Kigali et l’ombre stratégique des Grands Lacs
Le Rwanda-Est RDC reste au cœur d’une bataille diplomatique et sécuritaire majeure. Alors que l’Accord de paix de Washington prévoyait un retrait progressif des forces rwandaises du territoire congolais, la persistance d’une influence militaire autour de l’AFC/M23 nourrit les interrogations sur les véritables calculs stratégiques de Kigali.
La sécurité comme bouclier politique
Dans l’Est de la RDC, le Rwanda justifie son engagement par la nécessité de protéger sa sécurité nationale face aux FDLR et aux menaces transfrontalières. Toutefois, une lecture réaliste des relations internationales révèle une dimension plus profonde : les États cherchent aussi à préserver leurs zones d’influence.

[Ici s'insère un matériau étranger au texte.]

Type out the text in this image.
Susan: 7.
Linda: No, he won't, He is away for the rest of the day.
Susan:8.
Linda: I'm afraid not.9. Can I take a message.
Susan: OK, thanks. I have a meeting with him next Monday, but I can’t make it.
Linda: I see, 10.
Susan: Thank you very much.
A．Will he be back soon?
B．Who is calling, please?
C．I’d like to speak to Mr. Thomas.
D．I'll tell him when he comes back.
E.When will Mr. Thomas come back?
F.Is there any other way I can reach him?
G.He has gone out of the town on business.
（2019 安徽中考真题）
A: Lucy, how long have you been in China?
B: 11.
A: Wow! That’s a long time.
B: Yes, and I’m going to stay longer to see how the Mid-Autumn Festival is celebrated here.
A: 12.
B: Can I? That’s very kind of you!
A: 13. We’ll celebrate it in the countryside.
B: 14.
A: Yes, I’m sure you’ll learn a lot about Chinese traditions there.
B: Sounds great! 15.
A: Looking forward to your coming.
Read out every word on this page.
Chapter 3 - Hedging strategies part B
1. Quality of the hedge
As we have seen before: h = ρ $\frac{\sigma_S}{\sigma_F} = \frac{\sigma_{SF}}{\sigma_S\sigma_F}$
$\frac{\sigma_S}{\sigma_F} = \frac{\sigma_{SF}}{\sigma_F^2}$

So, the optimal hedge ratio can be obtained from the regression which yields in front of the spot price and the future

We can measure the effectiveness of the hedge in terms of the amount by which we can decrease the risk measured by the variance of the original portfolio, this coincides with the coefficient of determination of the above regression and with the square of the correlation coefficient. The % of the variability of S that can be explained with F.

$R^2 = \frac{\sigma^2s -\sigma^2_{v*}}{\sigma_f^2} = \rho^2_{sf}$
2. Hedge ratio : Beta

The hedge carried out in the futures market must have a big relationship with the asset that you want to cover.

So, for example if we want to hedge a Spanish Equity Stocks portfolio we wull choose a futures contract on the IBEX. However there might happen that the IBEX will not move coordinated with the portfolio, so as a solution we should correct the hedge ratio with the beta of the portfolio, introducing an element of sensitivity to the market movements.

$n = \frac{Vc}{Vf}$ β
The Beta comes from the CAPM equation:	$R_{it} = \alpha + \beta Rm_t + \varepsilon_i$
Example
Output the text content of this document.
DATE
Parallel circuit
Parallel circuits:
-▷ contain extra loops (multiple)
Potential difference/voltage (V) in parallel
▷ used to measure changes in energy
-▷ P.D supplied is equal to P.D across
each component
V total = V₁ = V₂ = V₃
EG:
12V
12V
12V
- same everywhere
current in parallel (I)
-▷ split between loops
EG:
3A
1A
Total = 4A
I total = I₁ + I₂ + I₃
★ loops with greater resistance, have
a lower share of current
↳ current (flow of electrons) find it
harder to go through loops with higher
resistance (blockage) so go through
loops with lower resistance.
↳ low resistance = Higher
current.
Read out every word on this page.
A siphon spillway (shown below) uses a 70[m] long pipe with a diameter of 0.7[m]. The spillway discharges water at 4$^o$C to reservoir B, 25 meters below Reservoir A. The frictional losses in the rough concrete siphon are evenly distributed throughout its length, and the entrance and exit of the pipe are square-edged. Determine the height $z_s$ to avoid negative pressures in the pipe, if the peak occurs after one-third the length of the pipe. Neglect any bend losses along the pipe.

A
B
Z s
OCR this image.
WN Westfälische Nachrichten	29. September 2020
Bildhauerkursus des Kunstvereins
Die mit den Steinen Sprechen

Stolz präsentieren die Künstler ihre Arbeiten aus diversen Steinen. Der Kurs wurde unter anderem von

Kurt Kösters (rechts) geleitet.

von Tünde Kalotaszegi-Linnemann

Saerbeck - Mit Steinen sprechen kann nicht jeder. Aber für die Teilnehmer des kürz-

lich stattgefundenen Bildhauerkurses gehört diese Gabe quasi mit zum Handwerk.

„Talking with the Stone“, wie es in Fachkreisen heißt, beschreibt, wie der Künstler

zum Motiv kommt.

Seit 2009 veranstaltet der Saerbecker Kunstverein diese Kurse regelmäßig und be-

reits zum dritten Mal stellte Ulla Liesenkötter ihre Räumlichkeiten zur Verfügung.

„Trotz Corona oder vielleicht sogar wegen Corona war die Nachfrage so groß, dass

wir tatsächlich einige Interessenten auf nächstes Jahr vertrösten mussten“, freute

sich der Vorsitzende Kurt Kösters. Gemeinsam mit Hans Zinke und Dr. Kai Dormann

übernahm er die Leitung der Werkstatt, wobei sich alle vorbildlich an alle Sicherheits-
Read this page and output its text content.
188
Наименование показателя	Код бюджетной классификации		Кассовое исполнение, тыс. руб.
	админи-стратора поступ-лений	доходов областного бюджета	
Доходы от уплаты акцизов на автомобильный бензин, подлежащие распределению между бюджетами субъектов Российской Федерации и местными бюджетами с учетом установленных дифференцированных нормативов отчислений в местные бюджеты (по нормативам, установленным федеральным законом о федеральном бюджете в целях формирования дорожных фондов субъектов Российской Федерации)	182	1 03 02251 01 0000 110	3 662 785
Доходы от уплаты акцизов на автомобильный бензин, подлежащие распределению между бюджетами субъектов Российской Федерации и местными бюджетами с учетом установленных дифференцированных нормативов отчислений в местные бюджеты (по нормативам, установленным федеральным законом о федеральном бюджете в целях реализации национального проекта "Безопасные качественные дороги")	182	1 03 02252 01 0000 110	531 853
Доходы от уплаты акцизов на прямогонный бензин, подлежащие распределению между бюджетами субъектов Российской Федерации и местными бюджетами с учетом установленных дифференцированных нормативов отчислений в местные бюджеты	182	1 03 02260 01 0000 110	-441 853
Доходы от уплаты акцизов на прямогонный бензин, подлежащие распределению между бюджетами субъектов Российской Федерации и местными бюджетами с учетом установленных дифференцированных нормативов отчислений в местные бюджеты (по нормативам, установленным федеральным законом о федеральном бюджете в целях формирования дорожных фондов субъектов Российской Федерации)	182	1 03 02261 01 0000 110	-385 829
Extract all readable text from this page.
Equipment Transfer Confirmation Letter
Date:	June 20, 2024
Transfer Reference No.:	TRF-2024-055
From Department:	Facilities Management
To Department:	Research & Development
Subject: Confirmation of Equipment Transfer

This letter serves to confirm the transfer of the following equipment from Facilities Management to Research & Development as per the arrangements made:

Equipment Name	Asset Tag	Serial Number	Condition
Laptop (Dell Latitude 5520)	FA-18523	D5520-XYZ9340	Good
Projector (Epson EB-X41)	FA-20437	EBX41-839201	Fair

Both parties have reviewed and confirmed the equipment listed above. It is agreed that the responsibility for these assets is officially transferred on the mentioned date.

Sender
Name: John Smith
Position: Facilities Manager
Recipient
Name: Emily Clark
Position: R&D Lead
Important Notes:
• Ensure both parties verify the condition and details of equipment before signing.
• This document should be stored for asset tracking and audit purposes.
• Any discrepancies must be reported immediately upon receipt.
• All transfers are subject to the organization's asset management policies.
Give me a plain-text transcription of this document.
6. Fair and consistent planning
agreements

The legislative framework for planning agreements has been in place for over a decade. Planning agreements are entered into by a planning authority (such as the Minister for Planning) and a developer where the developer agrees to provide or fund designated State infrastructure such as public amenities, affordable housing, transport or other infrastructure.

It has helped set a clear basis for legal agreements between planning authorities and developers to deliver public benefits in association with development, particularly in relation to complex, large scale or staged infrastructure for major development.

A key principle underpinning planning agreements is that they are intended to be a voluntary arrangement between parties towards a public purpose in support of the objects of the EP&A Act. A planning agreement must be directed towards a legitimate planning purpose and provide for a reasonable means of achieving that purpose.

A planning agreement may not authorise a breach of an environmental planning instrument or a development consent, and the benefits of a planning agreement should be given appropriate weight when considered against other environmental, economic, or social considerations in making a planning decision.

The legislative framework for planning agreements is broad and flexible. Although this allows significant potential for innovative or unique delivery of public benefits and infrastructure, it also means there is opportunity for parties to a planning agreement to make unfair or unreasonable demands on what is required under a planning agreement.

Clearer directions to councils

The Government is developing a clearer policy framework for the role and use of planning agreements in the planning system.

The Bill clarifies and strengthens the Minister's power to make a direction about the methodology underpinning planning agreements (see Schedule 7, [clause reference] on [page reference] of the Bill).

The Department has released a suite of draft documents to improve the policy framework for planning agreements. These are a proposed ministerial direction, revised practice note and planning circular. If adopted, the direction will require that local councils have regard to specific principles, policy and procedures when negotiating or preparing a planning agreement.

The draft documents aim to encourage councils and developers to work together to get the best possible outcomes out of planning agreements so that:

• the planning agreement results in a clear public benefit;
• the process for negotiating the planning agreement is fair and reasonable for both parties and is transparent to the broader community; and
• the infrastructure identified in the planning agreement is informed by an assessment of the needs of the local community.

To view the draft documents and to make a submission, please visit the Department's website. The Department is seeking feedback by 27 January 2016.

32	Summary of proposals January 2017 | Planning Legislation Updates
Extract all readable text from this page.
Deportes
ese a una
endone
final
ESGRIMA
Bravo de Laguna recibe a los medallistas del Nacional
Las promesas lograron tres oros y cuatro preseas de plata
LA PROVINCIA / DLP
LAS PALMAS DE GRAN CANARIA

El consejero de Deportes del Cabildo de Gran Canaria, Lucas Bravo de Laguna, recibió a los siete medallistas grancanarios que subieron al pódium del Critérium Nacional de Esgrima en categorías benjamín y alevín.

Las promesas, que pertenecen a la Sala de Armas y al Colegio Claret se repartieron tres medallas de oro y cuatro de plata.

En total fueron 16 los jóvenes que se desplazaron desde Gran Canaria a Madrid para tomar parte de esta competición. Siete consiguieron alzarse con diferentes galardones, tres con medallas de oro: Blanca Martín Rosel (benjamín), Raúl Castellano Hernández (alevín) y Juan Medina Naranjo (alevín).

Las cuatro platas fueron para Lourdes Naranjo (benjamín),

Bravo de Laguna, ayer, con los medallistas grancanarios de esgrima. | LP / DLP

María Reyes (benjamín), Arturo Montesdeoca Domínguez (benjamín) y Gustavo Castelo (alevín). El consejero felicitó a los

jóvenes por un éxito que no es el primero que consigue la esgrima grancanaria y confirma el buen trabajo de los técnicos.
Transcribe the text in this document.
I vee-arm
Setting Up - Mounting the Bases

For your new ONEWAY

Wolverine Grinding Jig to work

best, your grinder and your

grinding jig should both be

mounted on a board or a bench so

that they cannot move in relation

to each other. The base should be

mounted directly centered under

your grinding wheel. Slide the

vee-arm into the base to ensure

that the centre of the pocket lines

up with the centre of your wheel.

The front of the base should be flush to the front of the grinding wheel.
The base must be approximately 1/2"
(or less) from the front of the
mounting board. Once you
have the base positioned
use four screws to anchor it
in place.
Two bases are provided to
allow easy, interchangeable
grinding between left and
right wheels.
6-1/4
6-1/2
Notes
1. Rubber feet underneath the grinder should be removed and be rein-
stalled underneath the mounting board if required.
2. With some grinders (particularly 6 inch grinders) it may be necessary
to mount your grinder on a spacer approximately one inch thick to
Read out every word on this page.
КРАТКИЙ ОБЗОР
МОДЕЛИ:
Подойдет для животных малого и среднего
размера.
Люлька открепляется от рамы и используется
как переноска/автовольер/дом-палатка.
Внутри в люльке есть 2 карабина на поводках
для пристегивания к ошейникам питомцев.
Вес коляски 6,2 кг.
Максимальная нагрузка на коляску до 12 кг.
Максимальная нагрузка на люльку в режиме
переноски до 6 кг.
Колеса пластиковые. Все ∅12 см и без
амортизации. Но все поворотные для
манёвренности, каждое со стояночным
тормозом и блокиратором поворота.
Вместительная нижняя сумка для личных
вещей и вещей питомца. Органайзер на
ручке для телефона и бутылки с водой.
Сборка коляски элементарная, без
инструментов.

Comme l’a écrit Hans Morgenthau, figure du réalisme classique, « la politique internationale est une lutte pour la puissance ». Ainsi, derrière le discours sécuritaire se dessine une compétition pour le contrôle d’un espace stratégique.
L’Est congolais, profondeur stratégique de Kigali
Le Nord-Kivu et le Sud-Kivu représentent une frontière sensible, mais également un territoire riche en ressources naturelles. Dès lors, maintenir une capacité d’action dans cette région permettrait de conserver un levier géopolitique majeur.
Cependant, cette logique alimente une tension permanente. Ce qui apparaît comme une défense préventive pour Kigali peut être perçu comme une atteinte à la souveraineté congolaise.
La puissance change parfois d’uniforme
À Washington, le secrétaire d’État Marco Rubio avait averti : « Nous ne voulons pas voir les troupes rwandaises changer d’uniforme pour prendre celui du M23 ». Cette déclaration soulignait un enjeu central : l’influence militaire peut survivre au retrait officiel.
Ainsi, l’avenir de la région dépendra de la capacité des acteurs à transformer les rapports de force. Comme le rappelle Raymond Aron, « les États ne se font pas la guerre pour des idées, mais pour des intérêts ».
Dans les Grands Lacs, la paix demeure donc suspendue entre sécurité nationale, souveraineté territoriale et quête de puissance.